Cranfield University, UK
Jonathan Adams is Professor of Soil Biology at Cranfield University, UK. He has a BA in Botany from Oxford University, and a PhD in Quaternary Geology from Universite de Aix-Marseille II. He held academic positions at Rutgers University and at Seoul National University before joining Cranfield in 2017. He has authored around 130 published papers (including papers in Nature and ISME) and two books. After working on the global carbon cycle and paleoenvironments, he now focuses on environmental DNA and its potential for understanding ecological processes.
Talk: Soil fungal diversity in grasslands of the Tibetan Plateau: Is it driven by plant diversity and productivity?

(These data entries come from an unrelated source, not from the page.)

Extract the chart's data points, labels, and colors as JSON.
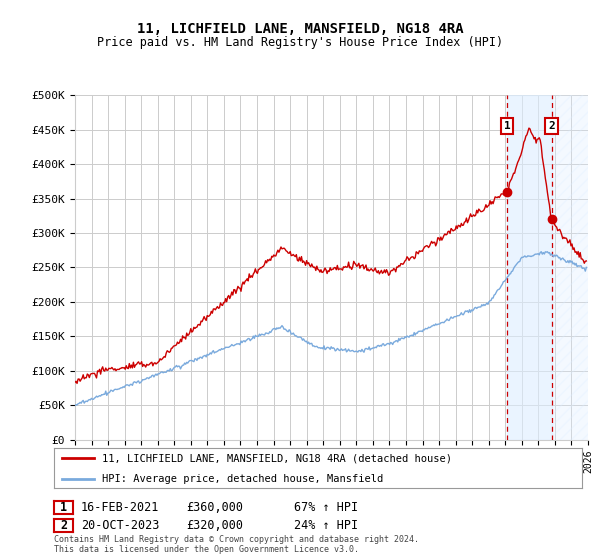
{
  "title": "11, LICHFIELD LANE, MANSFIELD, NG18 4RA",
  "subtitle": "Price paid vs. HM Land Registry's House Price Index (HPI)",
  "ylabel_ticks": [
    "£0",
    "£50K",
    "£100K",
    "£150K",
    "£200K",
    "£250K",
    "£300K",
    "£350K",
    "£400K",
    "£450K",
    "£500K"
  ],
  "ytick_values": [
    0,
    50000,
    100000,
    150000,
    200000,
    250000,
    300000,
    350000,
    400000,
    450000,
    500000
  ],
  "ylim": [
    0,
    500000
  ],
  "xlim_start": 1995,
  "xlim_end": 2026,
  "t1_x": 2021.12,
  "t1_y": 360000,
  "t2_x": 2023.8,
  "t2_y": 320000,
  "legend_line1": "11, LICHFIELD LANE, MANSFIELD, NG18 4RA (detached house)",
  "legend_line2": "HPI: Average price, detached house, Mansfield",
  "annotation1": [
    "1",
    "16-FEB-2021",
    "£360,000",
    "67% ↑ HPI"
  ],
  "annotation2": [
    "2",
    "20-OCT-2023",
    "£320,000",
    "24% ↑ HPI"
  ],
  "footer": "Contains HM Land Registry data © Crown copyright and database right 2024.\nThis data is licensed under the Open Government Licence v3.0.",
  "hpi_color": "#7aaadd",
  "price_color": "#cc0000",
  "vline_color": "#cc0000",
  "grid_color": "#cccccc",
  "bg_color": "#ffffff"
}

Outline: It is unclear whether soil fungal diversity correlates with the diversity and productivity of plant communities. Previous studies have revealed inconsistent correlations between fungal diversity and plant diversity from local to global scales, and there is a lack of information about the diversity-diversity and productivity-diversity relationships for fungi in al-pine regions. We investigated the relationships between soil fungal diversity, plant diversity and productivity across 60 grassland sites on the Tibetan Plateau, using metagenetics for fungal identification. Fungal alpha and beta diversities were best explained by plant alpha and beta diversities, respectively, when accounting for environmental drivers and geographic distance. Our study points to a predominant effect of plant diversity, along with other factors such as car-bon : nitrogen (C : N) ratio, soil phosphorus and dissolved organic carbon, on soil fungal richness.